Pikes Peak Community College is breaking the mold and placing their entrepreneurial programs, Icehouse, outside of the business program. The mindset of entrepreneurship which Icehouse teaches should be provided and taught to all students, no matter their course of study. PPCC is even mandating their students learn the search process of entrepreneurship by making their program a foundational course.
PPCC’s goal was the advancement of student persistence by inspiring and engaging students in a success mindset and the limitless opportunities it can provide. The bigger picture goal is the creation of entrepreneurship as a mindset every student possess in the workforce. They currently have three outcome classification: short, medium, and long term.
Short: changes in skills knowledge, attitudes, perceptions, and behaviors
Medium: increased pass rates, increased 1st semester to 2nd semester retention rates, and increased 1st semester to 3rd semester retention rates. For those not in the community college know, the largest challenge facing community colleges is keeping students between fall semesters.
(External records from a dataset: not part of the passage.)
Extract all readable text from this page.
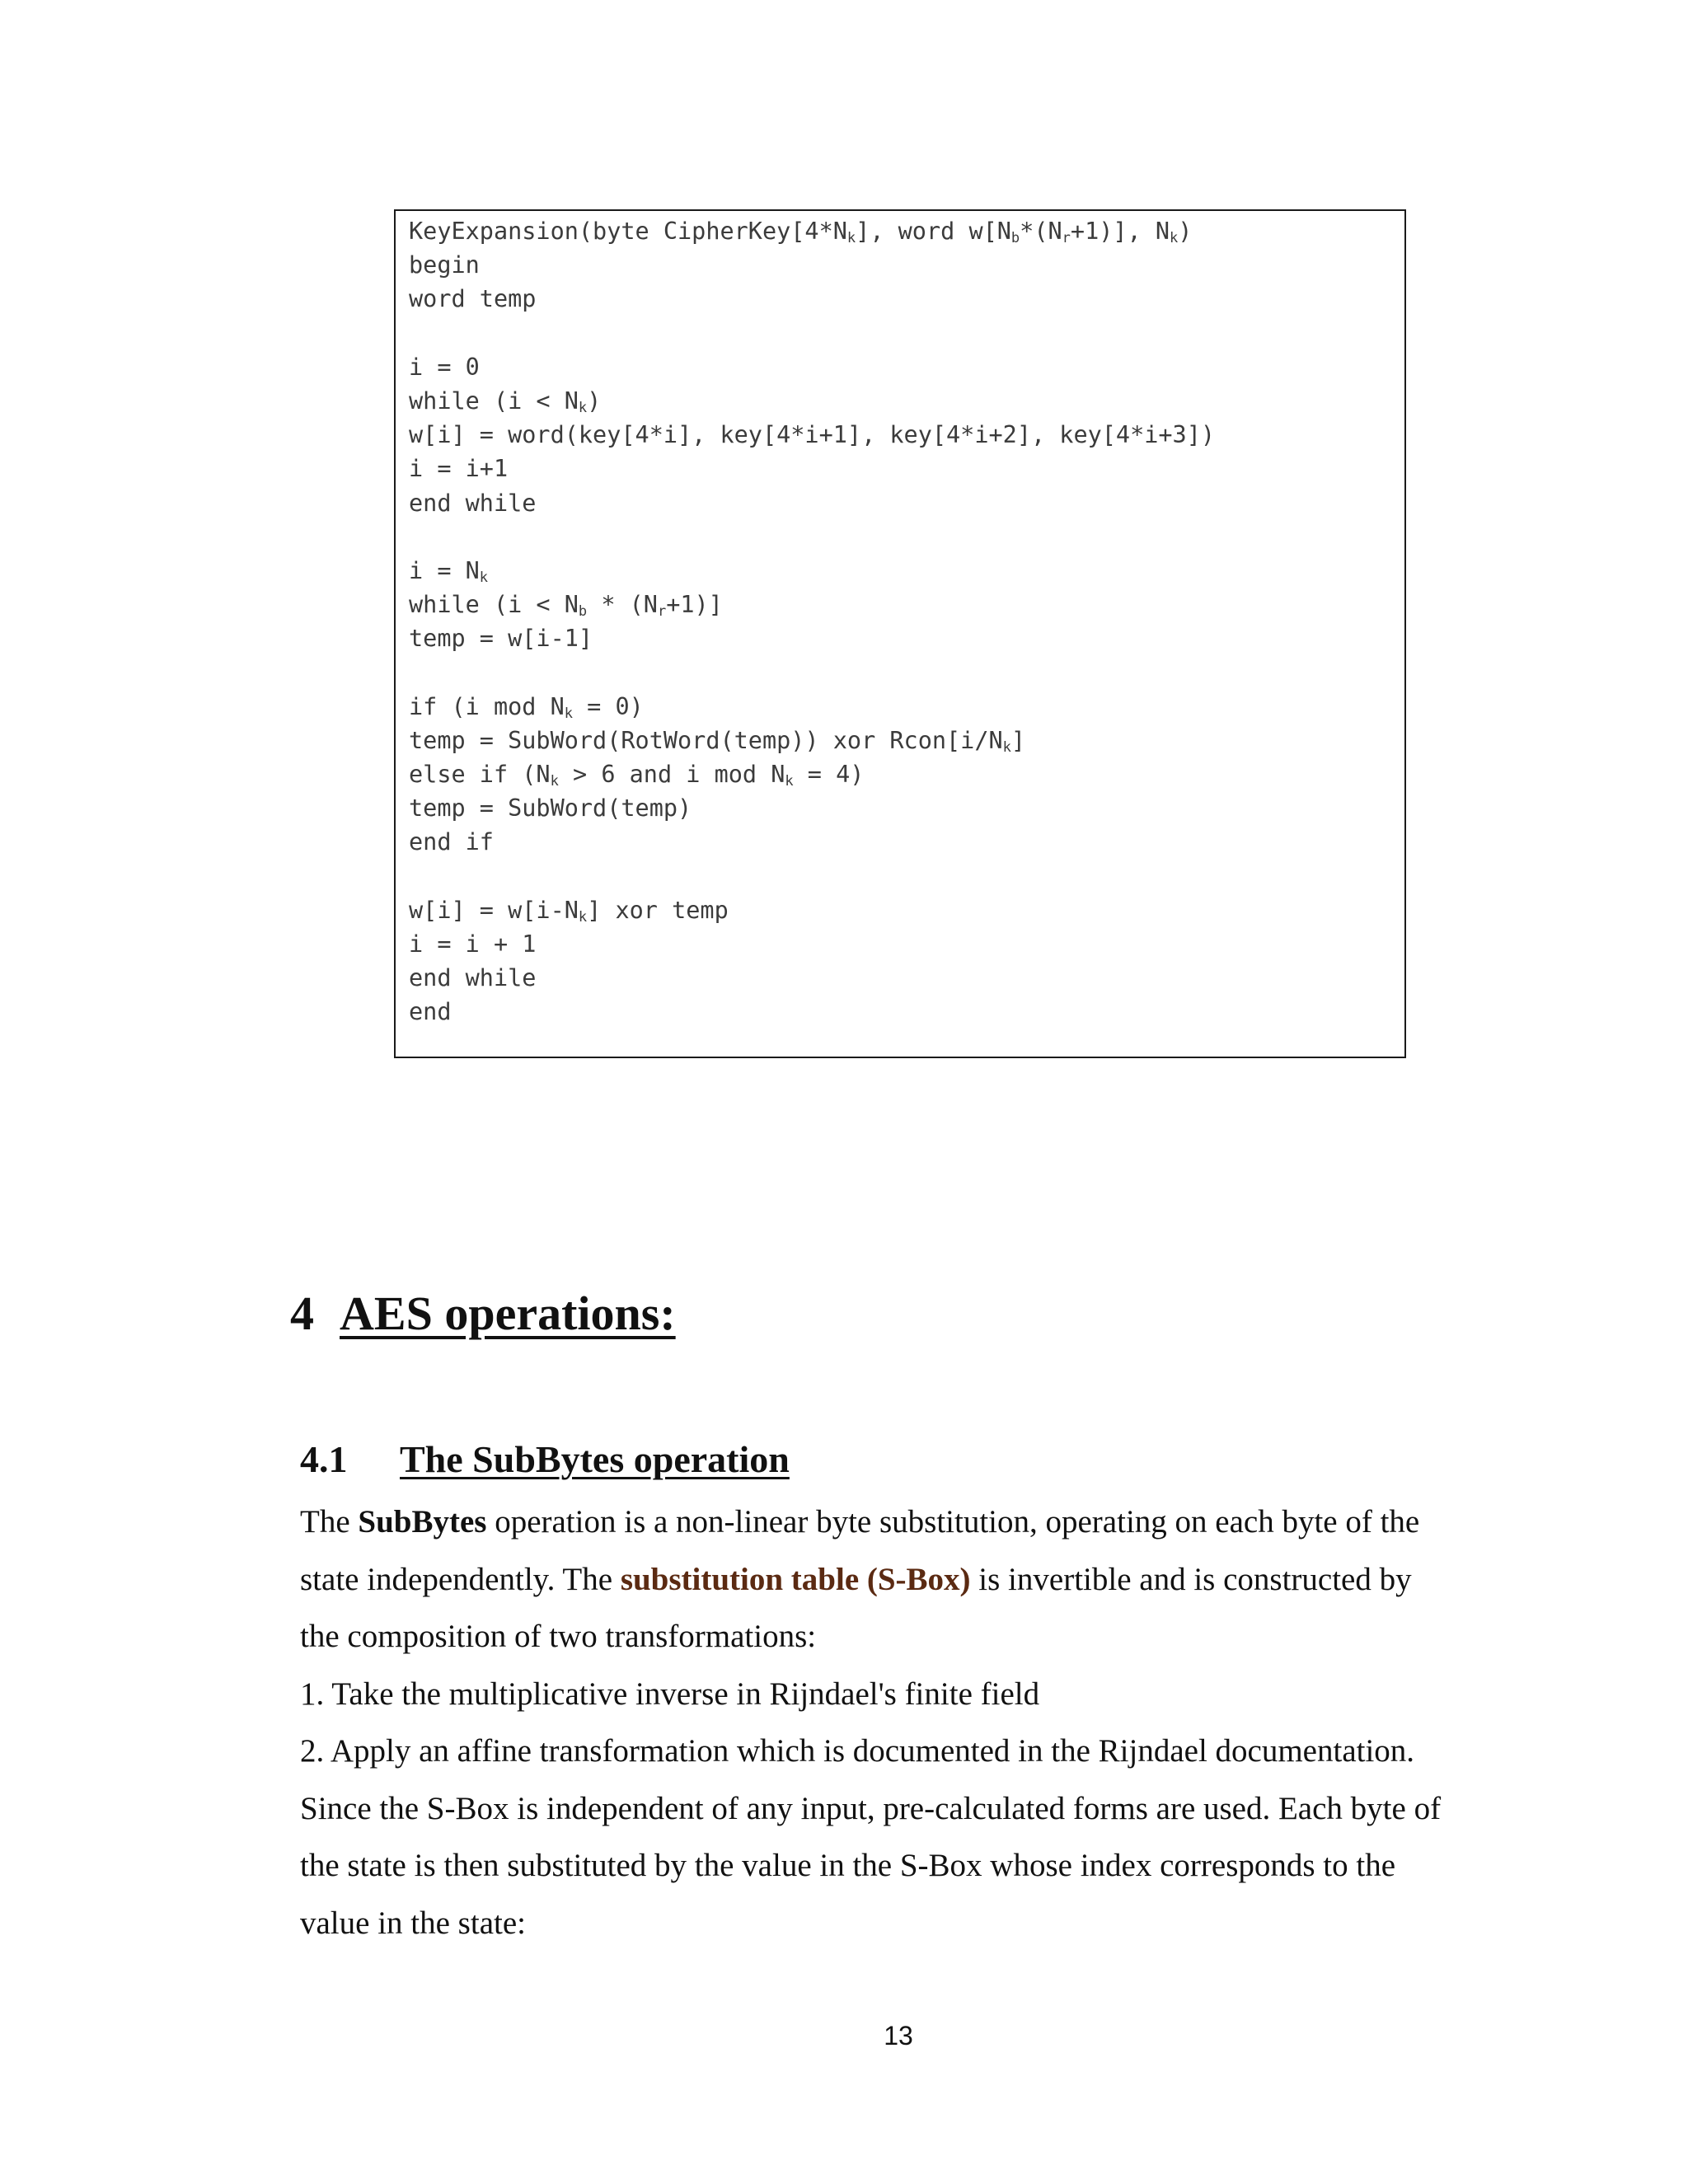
KeyExpansion(byte $CipherKey[4*N_k]$, word $w[N_b*(N_r+1)]$, $N_k$)
begin
word temp
i = 0
while $(i < N_k)$
w[i] = word(key[4*i], key[4*i+1], key[4*i+2], key[4*i+3])
i = i+1
end while
$i = N_k$
while $(i < N_b * (N_r+1)]$
temp = w[i-1]
if (i mod $N_k = 0$)
temp = SubWord(RotWord(temp)) xor $Rcon[i/N_k]$
else if ($N_k > 6$ and i mod $N_k = 4$)
temp = SubWord(temp)
end if
$w[i] = w[i-N_k]$ xor temp
i = i + 1
end while
end
4 AES operations:
4.1 The SubBytes operation
The SubBytes operation is a non-linear byte substitution, operating on each byte of the
state independently. The substitution table (S-Box) is invertible and is constructed by
the composition of two transformations:
1. Take the multiplicative inverse in Rijndael's finite field
2. Apply an affine transformation which is documented in the Rijndael documentation.
Since the S-Box is independent of any input, pre-calculated forms are used. Each byte of
the state is then substituted by the value in the S-Box whose index corresponds to the
value in the state:
13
Long: increased persistence rate and increased graduation rates within 3.5 years
If you can’t message your entrepreneurial programs you’re going to have a difficult time selling it to students and the administrators. Message it as discovery and critical thinking skills rather than traditional business ownership or startup. Many students don’t want to be entrepreneurs, but they need entrepreneurial skills and the mindset. The word entrepreneurship has blended too much with business management, make sure to clarify that these two activities are wholly different.
PPCC has an Icehouse community including:
Pikes Peak Library District
Small Business Development Center
Pikes Peak Workforce Center
Black Chamber of Commerce
See the Change USA
Peak Freedom Forum
Pulling together all of these partners is instrumental to making Pikes Peak Community College a beacon of light for community college entrepreneurship and community engagement. They have taken a fresh look at what being an entrepreneur means and the Icehouse curriculum and program have given them that ability. A little luck, a lot of hard work, and tremendous vision can make any college campus a leader in the new era of employment.